– Ваше величество, пока заговор не искоренен, о свадьбах думать, пожалуй, рановато. Мы тут с генералом Бариновым выявили ядро заговорщиков, теперь ждем вашего приказа арестовать всех, кто причастен к заговору.

– Так в чем же дело, Василий Васильевич? Немедленно предоставьте мне список заговорщиков, и я тут же отдам распоряжение взять под стражу тех, кто замыслил насильственно свергнуть с трона помазанника Божьего.

Павел гордо вскинул голову, показывая мне, что он, этот самый «помазанник», готов железной рукой покарать злодеев, намеревавшихся покуситься на его священную особу.

– Я вас понял, государь, – кивнул я. – позвольте мне отправиться к себе, чтобы подготовить сей список. Завтра утром я вам его вручу.

– Ступайте, мой друг, – император подошел ко мне вплотную и взял за рукав. – Я стольким вам всем обязан. Могу ли я попросить вас прислать ко мне господина Иванова и его дочь? Я хотел бы лично поблагодарить их за то, что они, не щадя своей жизни, защищали мою супругу от головорезов, посмевших напасть на нее…

– Вас, граф, я тоже не задерживаю, – сказал Павел Аракчееву. – Я не вижу вашей вины в случившемся. И на вас не сержусь.


9 (21) июня 1801 года.

Санкт-Петербург. Михайловский замок.

Валерий Петрович Коновалов, водитель «скорой», а ныне просто механик

Сегодня на дворе ясный и погожий денек. Самое то, что нам сейчас нужно. Кому нам? Мне, Алексеичу и Кулибину. Для чего? А вот для чего.

Дело в том, что мы сегодня собрались испытать гелиограф. Ну, или если сказать проще – оптический телеграф. Вещь простая, но как средство связи на сравнительно небольшие расстояния – довольно надежная. При хорошей погоде с помощью гелиографа можно передавать информацию на расстояние до пятидесяти километров. Даже горы для него не помехи, скорее, наоборот.

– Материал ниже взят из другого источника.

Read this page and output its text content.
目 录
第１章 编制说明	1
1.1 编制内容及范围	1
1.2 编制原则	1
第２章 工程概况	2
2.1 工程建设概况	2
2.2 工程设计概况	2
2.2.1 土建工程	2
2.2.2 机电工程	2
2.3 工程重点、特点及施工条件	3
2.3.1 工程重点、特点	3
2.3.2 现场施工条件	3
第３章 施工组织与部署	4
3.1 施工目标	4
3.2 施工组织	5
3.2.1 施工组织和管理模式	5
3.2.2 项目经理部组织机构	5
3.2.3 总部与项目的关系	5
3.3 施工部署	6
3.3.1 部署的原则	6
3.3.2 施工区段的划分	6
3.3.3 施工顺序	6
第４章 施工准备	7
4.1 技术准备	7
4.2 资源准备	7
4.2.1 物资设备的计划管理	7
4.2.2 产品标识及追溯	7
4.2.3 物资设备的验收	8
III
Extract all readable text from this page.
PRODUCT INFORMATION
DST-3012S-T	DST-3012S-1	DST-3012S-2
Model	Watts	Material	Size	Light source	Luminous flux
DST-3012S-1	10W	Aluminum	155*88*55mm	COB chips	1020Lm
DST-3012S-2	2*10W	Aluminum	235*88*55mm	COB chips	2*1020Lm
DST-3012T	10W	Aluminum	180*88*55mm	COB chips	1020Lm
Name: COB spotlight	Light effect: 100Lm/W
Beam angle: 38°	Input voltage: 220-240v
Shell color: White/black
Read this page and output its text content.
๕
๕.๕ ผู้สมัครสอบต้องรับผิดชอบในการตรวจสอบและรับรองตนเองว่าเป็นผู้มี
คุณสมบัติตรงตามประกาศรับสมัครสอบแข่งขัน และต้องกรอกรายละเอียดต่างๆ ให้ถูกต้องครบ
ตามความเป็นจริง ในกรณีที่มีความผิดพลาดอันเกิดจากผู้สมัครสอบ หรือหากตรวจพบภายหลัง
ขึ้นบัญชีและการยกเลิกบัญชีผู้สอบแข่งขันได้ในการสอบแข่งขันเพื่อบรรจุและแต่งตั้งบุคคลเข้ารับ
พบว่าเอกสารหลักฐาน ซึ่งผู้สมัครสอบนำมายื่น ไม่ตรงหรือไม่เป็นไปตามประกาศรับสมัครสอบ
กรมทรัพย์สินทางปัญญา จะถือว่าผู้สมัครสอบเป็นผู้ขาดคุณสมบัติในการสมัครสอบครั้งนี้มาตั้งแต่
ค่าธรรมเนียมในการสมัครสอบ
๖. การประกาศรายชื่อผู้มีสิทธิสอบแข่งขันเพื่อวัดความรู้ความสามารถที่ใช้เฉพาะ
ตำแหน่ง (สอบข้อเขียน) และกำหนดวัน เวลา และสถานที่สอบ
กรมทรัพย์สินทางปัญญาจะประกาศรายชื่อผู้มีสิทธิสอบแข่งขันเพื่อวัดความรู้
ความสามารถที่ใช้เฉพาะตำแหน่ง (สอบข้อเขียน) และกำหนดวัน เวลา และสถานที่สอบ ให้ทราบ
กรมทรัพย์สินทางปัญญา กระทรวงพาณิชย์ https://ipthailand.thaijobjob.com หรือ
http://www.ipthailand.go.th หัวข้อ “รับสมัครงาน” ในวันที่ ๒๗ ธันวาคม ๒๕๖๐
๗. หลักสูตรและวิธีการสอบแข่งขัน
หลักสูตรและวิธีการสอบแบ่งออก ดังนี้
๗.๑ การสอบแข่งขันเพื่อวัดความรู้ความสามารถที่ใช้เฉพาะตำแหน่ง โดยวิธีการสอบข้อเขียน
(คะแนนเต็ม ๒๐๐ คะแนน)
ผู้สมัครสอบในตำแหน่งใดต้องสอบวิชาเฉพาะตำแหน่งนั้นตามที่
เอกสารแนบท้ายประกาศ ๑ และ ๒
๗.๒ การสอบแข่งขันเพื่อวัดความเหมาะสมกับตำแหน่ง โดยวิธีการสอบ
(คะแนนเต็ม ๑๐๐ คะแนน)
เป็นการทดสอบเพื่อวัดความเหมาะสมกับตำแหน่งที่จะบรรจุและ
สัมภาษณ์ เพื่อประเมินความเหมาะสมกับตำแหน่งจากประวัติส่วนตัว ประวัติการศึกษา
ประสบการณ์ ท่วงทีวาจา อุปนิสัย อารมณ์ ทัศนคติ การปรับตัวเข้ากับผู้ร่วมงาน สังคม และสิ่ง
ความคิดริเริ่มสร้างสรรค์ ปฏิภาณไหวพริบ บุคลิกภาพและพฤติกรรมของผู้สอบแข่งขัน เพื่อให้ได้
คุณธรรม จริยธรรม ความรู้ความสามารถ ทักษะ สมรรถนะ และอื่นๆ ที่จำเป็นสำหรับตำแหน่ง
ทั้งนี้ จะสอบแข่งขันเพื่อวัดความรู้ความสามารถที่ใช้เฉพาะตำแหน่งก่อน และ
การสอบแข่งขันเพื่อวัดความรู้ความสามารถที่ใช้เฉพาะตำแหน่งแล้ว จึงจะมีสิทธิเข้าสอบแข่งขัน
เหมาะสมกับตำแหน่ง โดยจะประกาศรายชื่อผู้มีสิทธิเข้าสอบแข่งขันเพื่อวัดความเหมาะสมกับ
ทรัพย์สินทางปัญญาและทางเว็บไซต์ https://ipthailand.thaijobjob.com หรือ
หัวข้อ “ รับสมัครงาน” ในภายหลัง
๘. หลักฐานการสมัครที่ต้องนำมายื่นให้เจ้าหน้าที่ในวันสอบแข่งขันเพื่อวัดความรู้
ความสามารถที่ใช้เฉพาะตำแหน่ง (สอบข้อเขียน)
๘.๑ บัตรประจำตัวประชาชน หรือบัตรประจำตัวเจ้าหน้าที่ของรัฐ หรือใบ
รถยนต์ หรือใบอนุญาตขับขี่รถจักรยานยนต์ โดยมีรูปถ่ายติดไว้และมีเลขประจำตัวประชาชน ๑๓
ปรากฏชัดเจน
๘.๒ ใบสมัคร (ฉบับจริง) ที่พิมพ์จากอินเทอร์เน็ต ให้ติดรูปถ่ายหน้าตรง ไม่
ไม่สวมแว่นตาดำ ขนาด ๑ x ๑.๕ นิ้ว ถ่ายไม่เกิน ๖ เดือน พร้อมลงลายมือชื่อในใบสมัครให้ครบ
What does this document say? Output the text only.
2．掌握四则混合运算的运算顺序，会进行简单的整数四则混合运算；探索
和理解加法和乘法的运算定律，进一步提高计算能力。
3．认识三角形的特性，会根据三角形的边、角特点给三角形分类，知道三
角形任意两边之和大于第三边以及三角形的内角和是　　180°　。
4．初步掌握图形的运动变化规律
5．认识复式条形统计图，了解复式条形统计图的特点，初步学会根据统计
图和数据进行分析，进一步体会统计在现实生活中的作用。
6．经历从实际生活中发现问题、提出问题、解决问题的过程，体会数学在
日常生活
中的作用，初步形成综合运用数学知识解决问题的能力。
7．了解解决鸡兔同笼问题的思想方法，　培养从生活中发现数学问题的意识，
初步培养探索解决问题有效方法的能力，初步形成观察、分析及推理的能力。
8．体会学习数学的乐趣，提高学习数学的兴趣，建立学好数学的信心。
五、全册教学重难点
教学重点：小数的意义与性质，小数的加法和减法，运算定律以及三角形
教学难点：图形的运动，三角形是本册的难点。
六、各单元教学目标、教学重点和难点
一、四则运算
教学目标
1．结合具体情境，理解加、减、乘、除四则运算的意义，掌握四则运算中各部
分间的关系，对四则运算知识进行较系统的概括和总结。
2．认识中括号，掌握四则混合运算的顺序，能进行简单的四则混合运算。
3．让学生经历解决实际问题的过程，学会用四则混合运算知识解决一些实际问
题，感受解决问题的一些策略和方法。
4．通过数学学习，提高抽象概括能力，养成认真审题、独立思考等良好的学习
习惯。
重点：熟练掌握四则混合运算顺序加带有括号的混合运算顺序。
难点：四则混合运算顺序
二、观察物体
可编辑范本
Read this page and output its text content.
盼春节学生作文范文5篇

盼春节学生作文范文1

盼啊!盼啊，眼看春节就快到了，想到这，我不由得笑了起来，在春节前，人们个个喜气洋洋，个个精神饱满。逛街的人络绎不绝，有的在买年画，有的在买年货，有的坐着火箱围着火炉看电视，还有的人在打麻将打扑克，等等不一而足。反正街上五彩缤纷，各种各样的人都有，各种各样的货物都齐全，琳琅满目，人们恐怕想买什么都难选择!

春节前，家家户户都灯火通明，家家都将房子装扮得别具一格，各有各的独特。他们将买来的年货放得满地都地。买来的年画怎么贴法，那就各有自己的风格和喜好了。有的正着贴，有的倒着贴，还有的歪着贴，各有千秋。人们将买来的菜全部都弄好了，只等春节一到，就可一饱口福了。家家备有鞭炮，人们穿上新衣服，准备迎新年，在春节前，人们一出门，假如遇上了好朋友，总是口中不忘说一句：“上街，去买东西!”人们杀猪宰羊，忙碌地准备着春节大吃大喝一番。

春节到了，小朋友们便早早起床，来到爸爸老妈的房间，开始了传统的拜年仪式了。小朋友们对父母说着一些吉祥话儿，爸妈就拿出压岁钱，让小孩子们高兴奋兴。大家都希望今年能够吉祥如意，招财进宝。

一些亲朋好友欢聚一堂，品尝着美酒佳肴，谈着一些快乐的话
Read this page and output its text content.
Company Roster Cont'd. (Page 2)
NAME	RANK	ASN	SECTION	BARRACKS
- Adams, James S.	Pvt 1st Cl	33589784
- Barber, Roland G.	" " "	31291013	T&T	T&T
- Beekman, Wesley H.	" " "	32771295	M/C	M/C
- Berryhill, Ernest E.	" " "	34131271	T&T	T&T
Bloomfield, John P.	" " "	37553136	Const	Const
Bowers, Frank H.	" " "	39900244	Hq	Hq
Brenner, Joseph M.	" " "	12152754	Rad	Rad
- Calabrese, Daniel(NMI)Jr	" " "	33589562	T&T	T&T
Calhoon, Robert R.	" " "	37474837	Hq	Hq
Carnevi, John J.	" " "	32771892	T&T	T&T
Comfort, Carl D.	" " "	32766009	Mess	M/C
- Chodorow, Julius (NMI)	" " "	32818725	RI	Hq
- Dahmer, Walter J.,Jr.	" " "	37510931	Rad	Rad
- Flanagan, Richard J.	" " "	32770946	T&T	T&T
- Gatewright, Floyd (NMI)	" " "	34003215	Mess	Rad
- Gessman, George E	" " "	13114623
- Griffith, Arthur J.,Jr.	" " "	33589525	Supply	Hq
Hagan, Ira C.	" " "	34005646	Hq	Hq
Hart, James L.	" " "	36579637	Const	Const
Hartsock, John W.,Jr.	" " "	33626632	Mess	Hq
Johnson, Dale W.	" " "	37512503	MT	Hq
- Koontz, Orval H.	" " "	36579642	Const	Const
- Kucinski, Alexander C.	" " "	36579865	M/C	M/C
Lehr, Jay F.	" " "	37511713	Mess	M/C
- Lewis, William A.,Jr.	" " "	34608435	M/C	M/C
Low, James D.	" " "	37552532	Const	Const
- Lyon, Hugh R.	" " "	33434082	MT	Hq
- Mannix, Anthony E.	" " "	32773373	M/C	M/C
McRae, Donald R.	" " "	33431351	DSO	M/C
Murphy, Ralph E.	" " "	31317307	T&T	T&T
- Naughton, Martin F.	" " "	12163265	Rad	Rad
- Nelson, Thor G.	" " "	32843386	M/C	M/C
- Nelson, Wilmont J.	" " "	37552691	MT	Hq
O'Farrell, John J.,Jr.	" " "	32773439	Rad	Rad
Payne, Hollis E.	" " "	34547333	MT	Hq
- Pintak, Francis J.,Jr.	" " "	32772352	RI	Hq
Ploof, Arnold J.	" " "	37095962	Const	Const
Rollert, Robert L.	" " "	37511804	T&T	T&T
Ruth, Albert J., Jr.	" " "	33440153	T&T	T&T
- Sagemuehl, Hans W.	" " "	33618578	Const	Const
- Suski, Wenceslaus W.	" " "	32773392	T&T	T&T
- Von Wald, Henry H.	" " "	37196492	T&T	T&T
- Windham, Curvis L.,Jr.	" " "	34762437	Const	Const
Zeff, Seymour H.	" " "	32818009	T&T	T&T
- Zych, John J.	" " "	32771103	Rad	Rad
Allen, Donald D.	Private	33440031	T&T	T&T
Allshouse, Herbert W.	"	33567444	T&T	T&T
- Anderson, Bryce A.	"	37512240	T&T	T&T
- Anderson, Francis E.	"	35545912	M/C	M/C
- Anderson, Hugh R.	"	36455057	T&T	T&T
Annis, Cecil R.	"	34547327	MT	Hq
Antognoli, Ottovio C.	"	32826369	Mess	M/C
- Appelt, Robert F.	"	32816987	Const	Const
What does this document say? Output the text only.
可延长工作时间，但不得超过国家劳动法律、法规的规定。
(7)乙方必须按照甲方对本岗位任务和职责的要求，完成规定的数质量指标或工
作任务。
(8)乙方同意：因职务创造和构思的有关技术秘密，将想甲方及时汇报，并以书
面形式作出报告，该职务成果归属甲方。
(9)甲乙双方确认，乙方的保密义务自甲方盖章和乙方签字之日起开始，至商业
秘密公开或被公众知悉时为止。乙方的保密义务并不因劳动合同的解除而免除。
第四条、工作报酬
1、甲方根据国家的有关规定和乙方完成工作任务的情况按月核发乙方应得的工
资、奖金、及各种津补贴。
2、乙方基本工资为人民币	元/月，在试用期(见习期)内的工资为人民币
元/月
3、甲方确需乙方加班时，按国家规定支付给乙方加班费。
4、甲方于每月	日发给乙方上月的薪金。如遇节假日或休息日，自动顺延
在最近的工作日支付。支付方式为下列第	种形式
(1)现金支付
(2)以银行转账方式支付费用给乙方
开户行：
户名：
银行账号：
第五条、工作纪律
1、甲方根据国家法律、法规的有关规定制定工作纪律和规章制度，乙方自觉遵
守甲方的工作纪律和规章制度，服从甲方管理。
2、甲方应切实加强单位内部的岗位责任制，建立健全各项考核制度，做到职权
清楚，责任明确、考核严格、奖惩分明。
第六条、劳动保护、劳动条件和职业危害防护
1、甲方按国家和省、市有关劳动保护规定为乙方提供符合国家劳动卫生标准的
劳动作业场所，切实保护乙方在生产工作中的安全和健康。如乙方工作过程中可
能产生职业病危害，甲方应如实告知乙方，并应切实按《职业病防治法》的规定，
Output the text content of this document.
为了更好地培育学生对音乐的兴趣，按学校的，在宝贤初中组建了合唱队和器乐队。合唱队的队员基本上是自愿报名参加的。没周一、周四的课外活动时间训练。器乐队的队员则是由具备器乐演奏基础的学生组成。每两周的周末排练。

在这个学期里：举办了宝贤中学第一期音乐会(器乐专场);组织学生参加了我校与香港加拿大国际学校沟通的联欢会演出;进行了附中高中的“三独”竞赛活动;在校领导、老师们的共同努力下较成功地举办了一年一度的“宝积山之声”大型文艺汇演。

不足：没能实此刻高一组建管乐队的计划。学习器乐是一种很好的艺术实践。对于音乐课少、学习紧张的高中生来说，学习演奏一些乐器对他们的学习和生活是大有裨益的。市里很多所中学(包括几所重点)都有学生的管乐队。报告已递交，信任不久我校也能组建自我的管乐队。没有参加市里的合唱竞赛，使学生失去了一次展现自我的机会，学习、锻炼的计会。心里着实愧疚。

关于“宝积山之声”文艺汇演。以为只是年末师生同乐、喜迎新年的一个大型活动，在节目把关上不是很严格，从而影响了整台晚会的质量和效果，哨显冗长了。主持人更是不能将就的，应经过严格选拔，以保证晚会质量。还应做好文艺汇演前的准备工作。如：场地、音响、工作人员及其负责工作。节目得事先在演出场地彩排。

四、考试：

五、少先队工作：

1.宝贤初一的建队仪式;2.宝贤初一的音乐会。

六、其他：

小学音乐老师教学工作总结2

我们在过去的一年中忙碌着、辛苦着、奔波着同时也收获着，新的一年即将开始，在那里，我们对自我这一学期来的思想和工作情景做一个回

Я где-то вычитал, что в конце XIX века был установлен рекорд – два гелиографа обменивались сигналами, находясь на вершинах гор, причем расстояние между ними было чуть ли не три сотни верст[11]. Я вспомнил об этом нехитром приборе, увидев, как здешние ребятишки играли, пуская «зайчики» в глаза друг другу осколками зеркала.

Кулибин, которому я рассказал о гелиографе, загорелся идеей создать для нужд нашей армии сей весьма полезный прибор.

– Валерий Петрович, нарисуйте мне чертежик этого самого гелиографа! – попросил он меня. – А я уж сам его сделаю. Зеркала у меня есть, причем довольно неплохие.

– Зеркала, Иван Петрович, это, конечно, хорошо. Но ведь в походе их легко разбить. Если мне память не изменяет, то для военных нужд в гелиографах использовали полированные металлические поверхности.

– Да, так оно, пожалуй, лучше будет, – согласился со мной Кулибин. – Надо будет изготовить с десяток таких металлических зеркал.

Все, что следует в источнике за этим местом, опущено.